Part of my job was to network with youth and civil society organizations. One of them was called the Badakhshan Volunteer Women's Association. I worked for them voluntarily in my spare time, fundraising and organizing things like micro-credit loans for women wanting to set up small businesses. I was also involved in a team planning International Women's Day celebrations every March 8. International Women's Day is not celebrated everywhere and certainly not all over Afghanistan, but in Badakhshan we recognized it as an important commemoration. We travelled the villages giving gifts and organizing a Mother of the Year contest. It was a way of giving the village women a sense of pride in themselves.

We organized a big day of events in Faizabad, and it was there in 1999 that I made my first-ever public speech. I talked about how women were treated and how the civilians were treated in Kabul during the civil war. I spoke freely, angrily, about the strength and power of Afghan women, how during all the atrocities of the civil war, when they had seen husbands and sons murdered and suffered rape and torture themselves, they didn't lose their strength or their pride. I called them the “unstoppable Afghan women.”

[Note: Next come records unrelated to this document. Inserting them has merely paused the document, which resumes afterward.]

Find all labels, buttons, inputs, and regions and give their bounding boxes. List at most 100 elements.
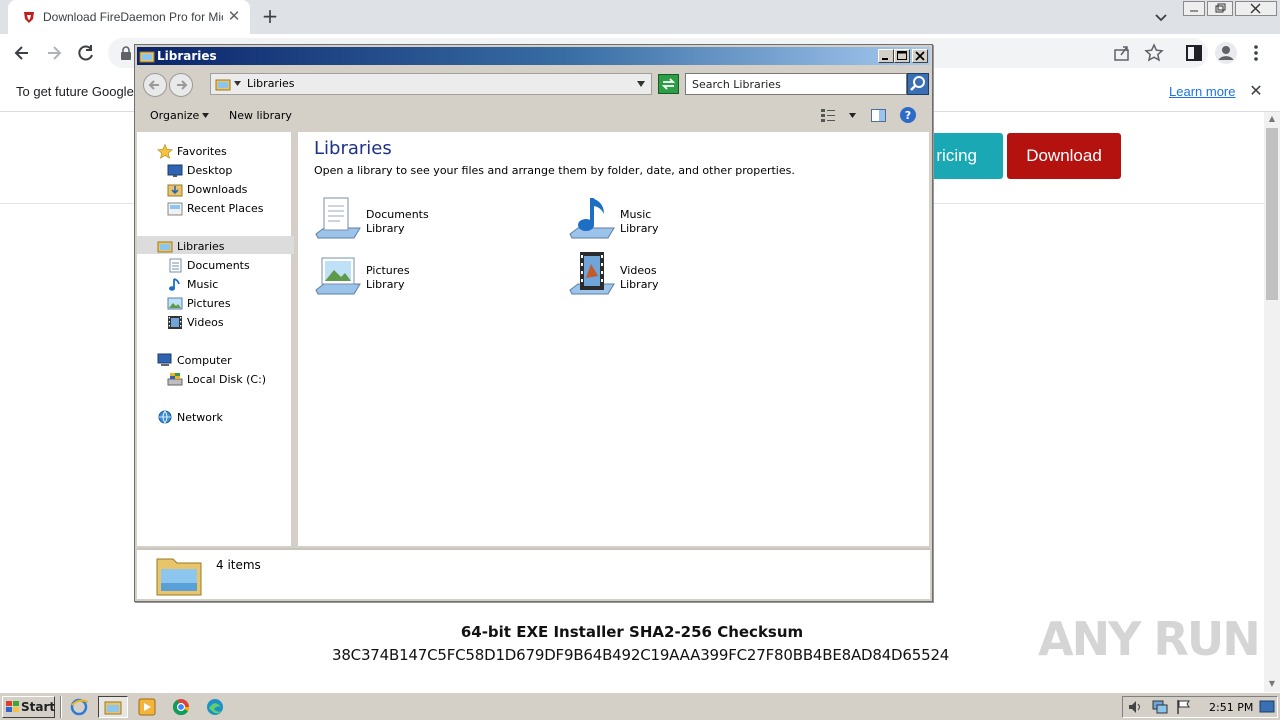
explorer-folder-icon: [104, 701, 122, 715]
download-button[interactable]: Download: [1007, 133, 1121, 179]
taskbar-edge-button[interactable]: [200, 696, 230, 718]
close-icon: [1250, 3, 1261, 14]
window-restore-button[interactable]: [1207, 1, 1233, 16]
chrome-icon: [172, 699, 190, 716]
windows-logo-icon: [6, 701, 19, 712]
media-player-icon: [138, 698, 156, 716]
new-tab-button[interactable]: +: [260, 6, 280, 26]
minimize-icon: [882, 58, 888, 60]
side-panel-icon[interactable]: [1184, 43, 1204, 63]
window-close-button[interactable]: [1235, 1, 1277, 16]
back-arrow-icon: [148, 80, 159, 90]
breadcrumb-arrow-icon[interactable]: [234, 81, 241, 87]
more-menu-icon[interactable]: [1246, 43, 1266, 63]
pictures-icon: [167, 297, 183, 310]
view-dropdown-icon[interactable]: [849, 113, 856, 118]
explorer-close-button[interactable]: [912, 49, 928, 63]
explorer-command-bar: Organize New library ?: [137, 100, 930, 130]
search-icon: [910, 76, 925, 91]
recent-places-icon: [167, 202, 183, 216]
content-pane: Libraries Open a library to see your fil…: [298, 132, 929, 546]
firedaemon-favicon-icon: [24, 12, 34, 23]
minimize-icon: [1190, 10, 1198, 12]
videos-film-icon: [168, 316, 182, 329]
documents-library-icon: [315, 197, 361, 239]
infobar-close-icon[interactable]: ✕: [1248, 82, 1264, 100]
search-input[interactable]: Search Libraries: [685, 73, 907, 95]
window-minimize-button[interactable]: [1183, 1, 1205, 16]
taskbar-separator: [60, 696, 62, 718]
navigation-pane: Favorites Desktop Downloads Recent Place…: [137, 132, 294, 546]
tab-search-chevron-icon[interactable]: [1152, 8, 1170, 26]
start-button[interactable]: Start: [2, 696, 55, 718]
network-tray-icon[interactable]: [1151, 699, 1169, 715]
new-library-button[interactable]: New library: [229, 109, 292, 122]
library-pictures[interactable]: Pictures Library: [314, 250, 534, 300]
scroll-up-arrow-icon[interactable]: ▲: [1267, 115, 1277, 123]
explorer-minimize-button[interactable]: [878, 49, 894, 63]
music-note-icon: [169, 278, 180, 291]
view-options-icon[interactable]: [819, 107, 837, 123]
profile-avatar-icon[interactable]: [1214, 41, 1238, 65]
share-icon[interactable]: [1112, 43, 1132, 63]
edge-icon: [207, 699, 223, 715]
address-dropdown-icon[interactable]: [637, 81, 645, 87]
refresh-icon: [661, 78, 676, 90]
explorer-address-bar: Libraries Search Libraries: [137, 67, 930, 100]
browser-tab-strip: Download FireDaemon Pro for Micro ✕ +: [0, 0, 1280, 34]
library-documents[interactable]: Documents Library: [314, 194, 534, 244]
clock: 2:51 PM: [1209, 701, 1254, 714]
action-center-flag-icon[interactable]: [1175, 699, 1193, 715]
library-videos[interactable]: Videos Library: [568, 250, 788, 300]
organize-menu[interactable]: Organize: [150, 109, 199, 122]
lock-icon[interactable]: [120, 46, 132, 60]
taskbar-chrome-button[interactable]: [166, 696, 196, 718]
library-music[interactable]: Music Library: [568, 194, 788, 244]
scroll-thumb[interactable]: [1266, 128, 1278, 300]
help-icon[interactable]: ?: [899, 106, 917, 124]
explorer-window: Libraries Libraries Search Libraries Org…: [134, 44, 933, 602]
browser-tab[interactable]: Download FireDaemon Pro for Micro ✕: [8, 0, 250, 34]
learn-more-link[interactable]: Learn more: [1169, 84, 1235, 99]
star-icon: [157, 144, 173, 159]
page-scrollbar[interactable]: ▲ ▼: [1264, 112, 1280, 692]
scroll-down-arrow-icon[interactable]: ▼: [1267, 680, 1277, 688]
content-title: Libraries: [314, 138, 392, 159]
search-button[interactable]: [907, 73, 929, 95]
videos-library-icon: [569, 252, 615, 295]
refresh-button[interactable]: [658, 74, 679, 94]
volume-icon[interactable]: [1127, 699, 1145, 715]
show-desktop-icon[interactable]: [1259, 699, 1277, 715]
taskbar-media-player-button[interactable]: [132, 696, 162, 718]
tab-close-icon[interactable]: ✕: [226, 8, 242, 24]
explorer-titlebar[interactable]: Libraries: [137, 47, 930, 65]
libraries-large-icon: [156, 558, 202, 596]
music-library-icon: [569, 198, 615, 239]
system-tray: 2:51 PM: [1122, 696, 1278, 718]
restore-icon: [1215, 3, 1226, 13]
explorer-back-button[interactable]: [143, 73, 167, 97]
maximize-icon: [897, 51, 907, 60]
taskbar-ie-button[interactable]: [64, 696, 94, 718]
documents-icon: [169, 258, 182, 273]
bookmark-star-icon[interactable]: [1144, 43, 1164, 63]
explorer-maximize-button[interactable]: [894, 49, 910, 63]
back-arrow-icon[interactable]: [12, 43, 32, 63]
taskbar: Start 2:51 PM: [0, 692, 1280, 720]
checksum-heading: 64-bit EXE Installer SHA2-256 Checksum: [460, 623, 804, 641]
taskbar-explorer-button[interactable]: [98, 696, 128, 718]
explorer-forward-button[interactable]: [169, 73, 193, 97]
address-field[interactable]: Libraries: [210, 73, 652, 95]
libraries-icon: [215, 79, 231, 91]
forward-arrow-icon[interactable]: [44, 43, 64, 63]
local-disk-icon: [167, 373, 183, 386]
forward-arrow-icon: [177, 80, 188, 90]
details-pane: 4 items: [137, 548, 930, 599]
infobar-message: To get future Google: [16, 84, 134, 99]
preview-pane-icon[interactable]: [870, 107, 887, 123]
computer-icon: [157, 353, 172, 366]
libraries-folder-icon: [139, 51, 155, 63]
organize-dropdown-icon[interactable]: [202, 113, 209, 118]
explorer-title: Libraries: [157, 49, 217, 63]
reload-icon[interactable]: [76, 43, 96, 63]
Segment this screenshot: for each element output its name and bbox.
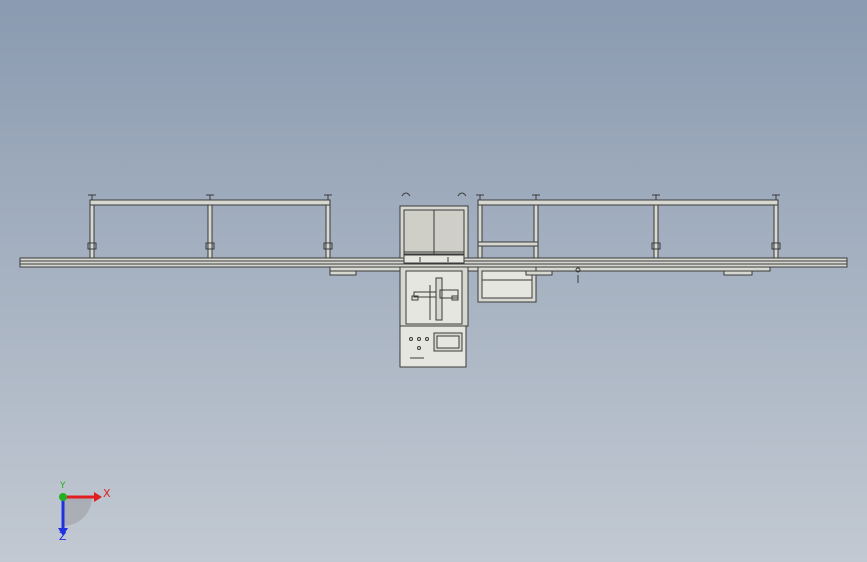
machine-drawing [19, 192, 848, 536]
cutting-head-housing [399, 192, 469, 264]
machine-body [399, 266, 469, 327]
left-guard-frame [87, 194, 333, 259]
y-axis-label: Y [60, 481, 66, 491]
cad-viewport[interactable]: X Y Z [0, 0, 867, 562]
z-axis-label: Z [59, 530, 67, 543]
x-axis-label: X [103, 487, 111, 500]
control-cabinet [399, 325, 467, 368]
x-axis-arrowhead [94, 492, 102, 502]
y-axis-dot [59, 493, 67, 501]
right-guard-frame [476, 194, 781, 259]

Although the Taliban controlled the rest of the country, they still didn't control Badakhshan. Rabbani's government was very much in control in the region and because Rabbani was once with the Mujahideen, many people thought my speech went too far in blaming the Mujahideen for torture. In those days, people didn't want to criticize the Mujahideen—in fact, that's true even today. These were the men who had saved us from the Russians, so criticizing them is seen as unpatriotic, almost treasonous. I admire what the Mujahideen did in defeating the Russian invaders, but there is no denying that in the civil war years that followed they were responsible for many barbaric acts committed against innocent civilians, including my own family.

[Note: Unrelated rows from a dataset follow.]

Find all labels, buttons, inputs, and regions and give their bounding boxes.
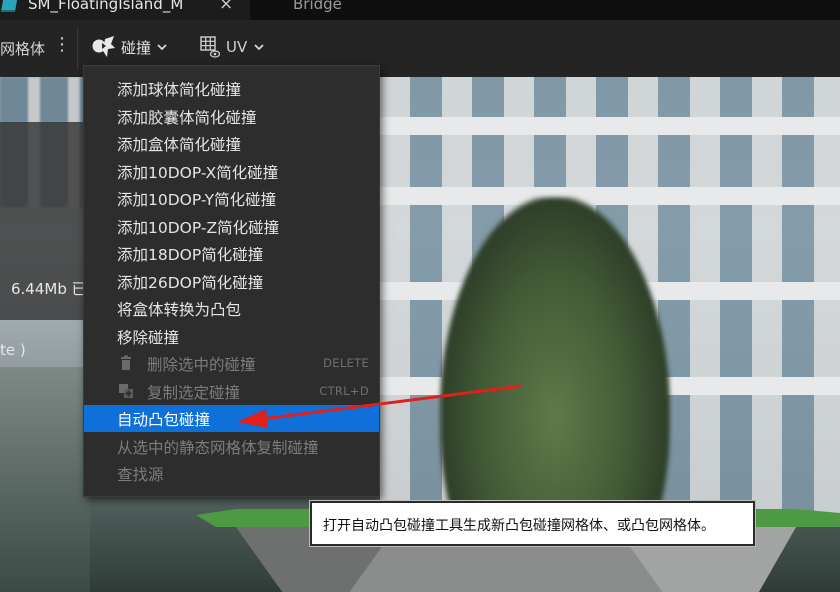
menu-item-add-18dop-collision[interactable]: 添加18DOP简化碰撞 <box>84 240 379 267</box>
close-icon[interactable]: × <box>219 0 233 14</box>
menu-item-add-capsule-collision[interactable]: 添加胶囊体简化碰撞 <box>84 103 379 130</box>
menu-item-add-box-collision[interactable]: 添加盒体简化碰撞 <box>84 130 379 157</box>
editor-tab-bar: SM_FloatingIsland_M × Bridge <box>0 0 840 20</box>
menu-item-add-10dop-z-collision[interactable]: 添加10DOP-Z简化碰撞 <box>84 213 379 240</box>
menu-item-find-source: 查找源 <box>117 466 164 484</box>
collision-icon <box>92 36 115 57</box>
lower-left-scenery <box>0 367 90 592</box>
chevron-down-icon <box>254 44 264 51</box>
viewport-stats-panel: 6.44Mb 已 te ) <box>0 122 90 359</box>
building-floor-band <box>380 117 840 135</box>
uv-grid-icon <box>200 36 220 58</box>
menu-item-add-sphere-collision[interactable]: 添加球体简化碰撞 <box>84 75 379 102</box>
shortcut-hint: DELETE <box>323 356 369 370</box>
tab-bridge[interactable]: Bridge <box>293 0 342 13</box>
chevron-down-icon <box>157 44 167 51</box>
mesh-menu-label[interactable]: 网格体 <box>0 38 45 59</box>
collision-dropdown-menu: 添加球体简化碰撞 添加胶囊体简化碰撞 添加盒体简化碰撞 添加10DOP-X简化碰… <box>83 65 380 497</box>
menu-item-delete-selected-collision: 删除选中的碰撞 DELETE <box>84 350 379 377</box>
shortcut-hint: CTRL+D <box>319 383 369 398</box>
menu-item-auto-convex-collision[interactable]: 自动凸包碰撞 <box>84 405 379 432</box>
memory-size-text: 6.44Mb 已 <box>11 280 87 298</box>
collision-menu-button[interactable]: 碰撞 <box>90 34 168 60</box>
collision-menu-label: 碰撞 <box>121 38 152 57</box>
stats-text-fragment: te ) <box>0 341 26 359</box>
menu-item-add-10dop-y-collision[interactable]: 添加10DOP-Y简化碰撞 <box>84 185 379 212</box>
uv-menu-label: UV <box>226 38 248 56</box>
menu-item-add-10dop-x-collision[interactable]: 添加10DOP-X简化碰撞 <box>84 158 379 185</box>
menu-item-tooltip: 打开自动凸包碰撞工具生成新凸包碰撞网格体、或凸包网格体。 <box>309 500 756 547</box>
tab-static-mesh[interactable]: SM_FloatingIsland_M × <box>0 0 250 20</box>
uv-menu-button[interactable]: UV <box>200 34 265 60</box>
trash-icon <box>121 355 131 370</box>
menu-item-add-26dop-collision[interactable]: 添加26DOP简化碰撞 <box>84 268 379 295</box>
tab-title: SM_FloatingIsland_M <box>28 0 184 13</box>
toolbar-divider <box>77 28 78 70</box>
menu-item-remove-collision[interactable]: 移除碰撞 <box>84 323 379 350</box>
tooltip-text: 打开自动凸包碰撞工具生成新凸包碰撞网格体、或凸包网格体。 <box>323 518 715 534</box>
more-options-icon[interactable]: ⋮ <box>53 34 71 55</box>
menu-item-copy-collision-from-selected-mesh: 从选中的静态网格体复制碰撞 <box>117 438 319 457</box>
menu-item-convert-box-to-convex[interactable]: 将盒体转换为凸包 <box>84 295 379 322</box>
duplicate-icon <box>119 383 133 398</box>
menu-item-duplicate-selected-collision: 复制选定碰撞 CTRL+D <box>84 378 379 405</box>
static-mesh-icon <box>0 0 18 12</box>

There were a few angry faces and shocked silences among disapproving government officials when I spoke of this. But afterwards, many ordinary people, including teachers, doctors and community volunteers, came up to me and told me what a good speech it was. I was finding my voice. And I was finding my rightful place.

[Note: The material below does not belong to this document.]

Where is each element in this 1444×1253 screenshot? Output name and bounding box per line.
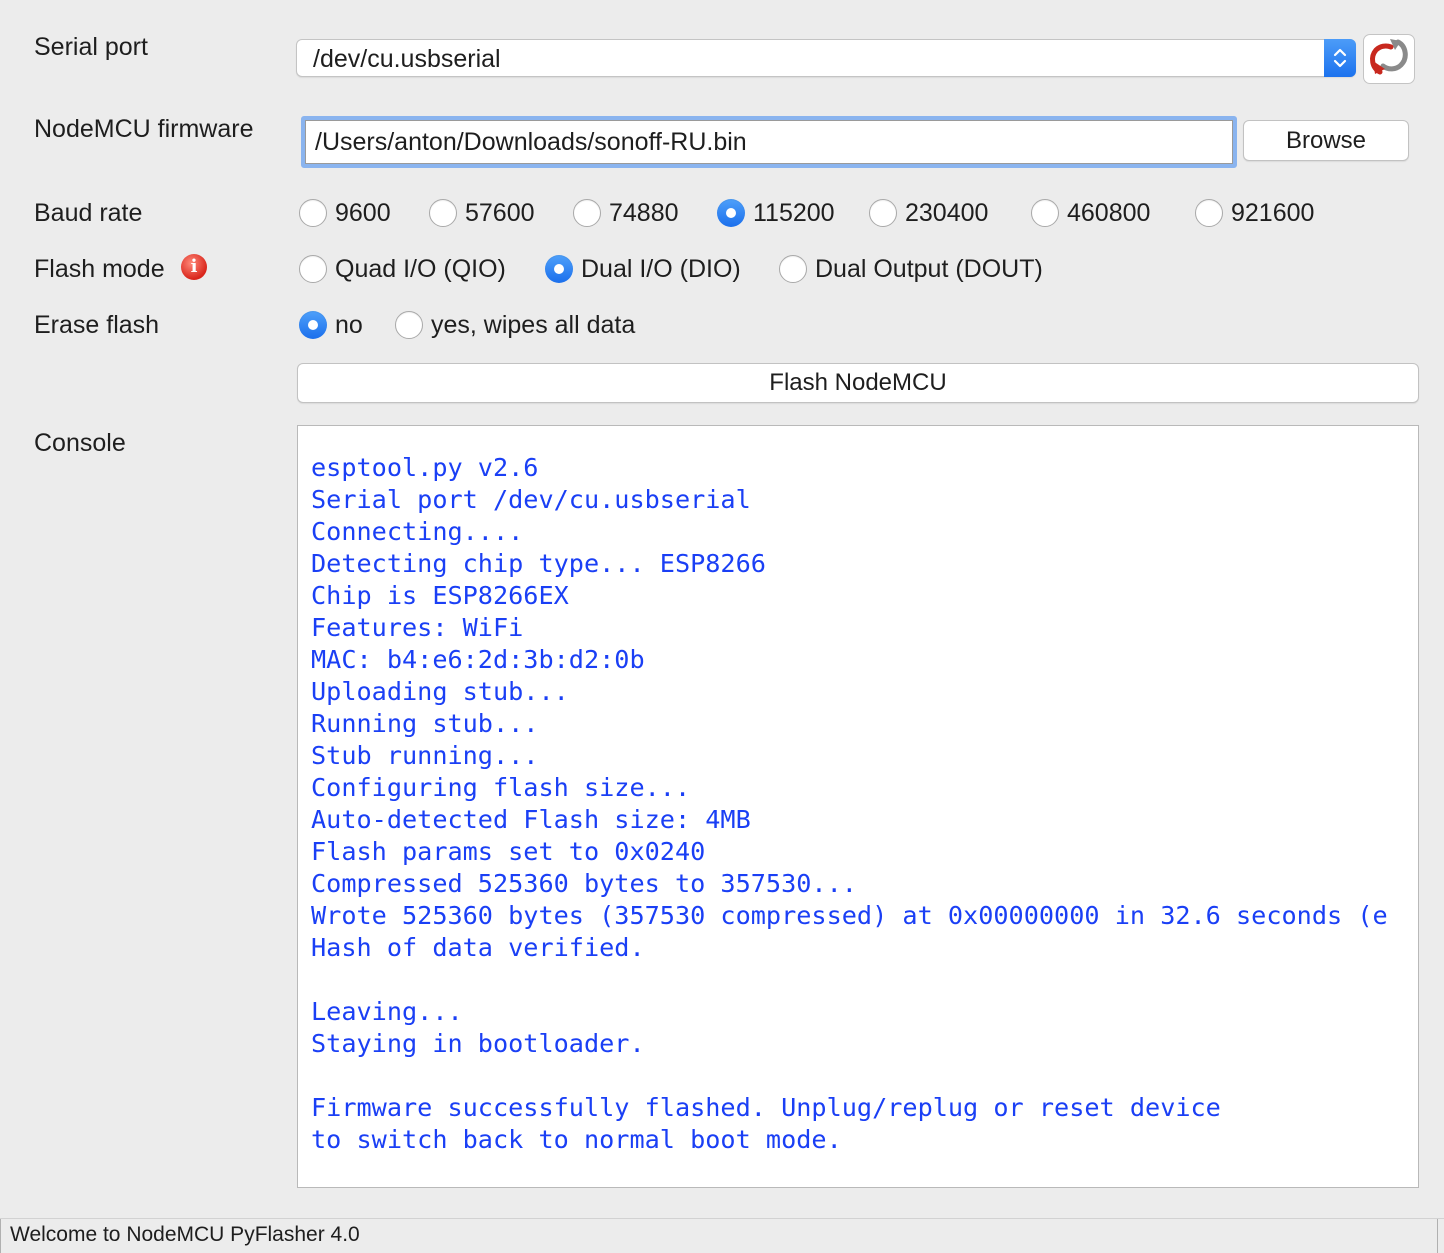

Hamid was getting weaker and weaker, and in a desperate attempt to stave off the inevitable I spent most of my wages trying to source new medical treatments to help him. My sisters were harsh with me and told me not to bother wasting my money and to face the fact that he was dying. But this was the man I loved. Just as I could not sit back and wait when he was in prison, I could not now sit back and calmly wait for him to die. He was so supportive of me at that time, so happy to see his wife succeeding, that I felt I owed it to him to keep him alive. After Shuhra's birth, our physical relationship died, but in some ways our love came back. I think he felt guilty about the way he had treated me for giving him a second daughter and worked even harder to prove to me he was completely behind my work. When I came home in the evenings, he always made a point of asking me about my day, persuading me to share my problems and work worries with him. He was in so much emotional pain. After years of having waited for me, when he finally persuaded my brothers and married me the result was a slow descent into death. With sorrow in his eyes, he once held my hand and told me I was like having a dish that you'd wanted to taste for so many years, a dish you dreamed of eating every day and that you could taste and smell in your imagination. When this dish was finally served to you, you found you had nothing to eat it with, no spoon or fork, and all you could do was look at it.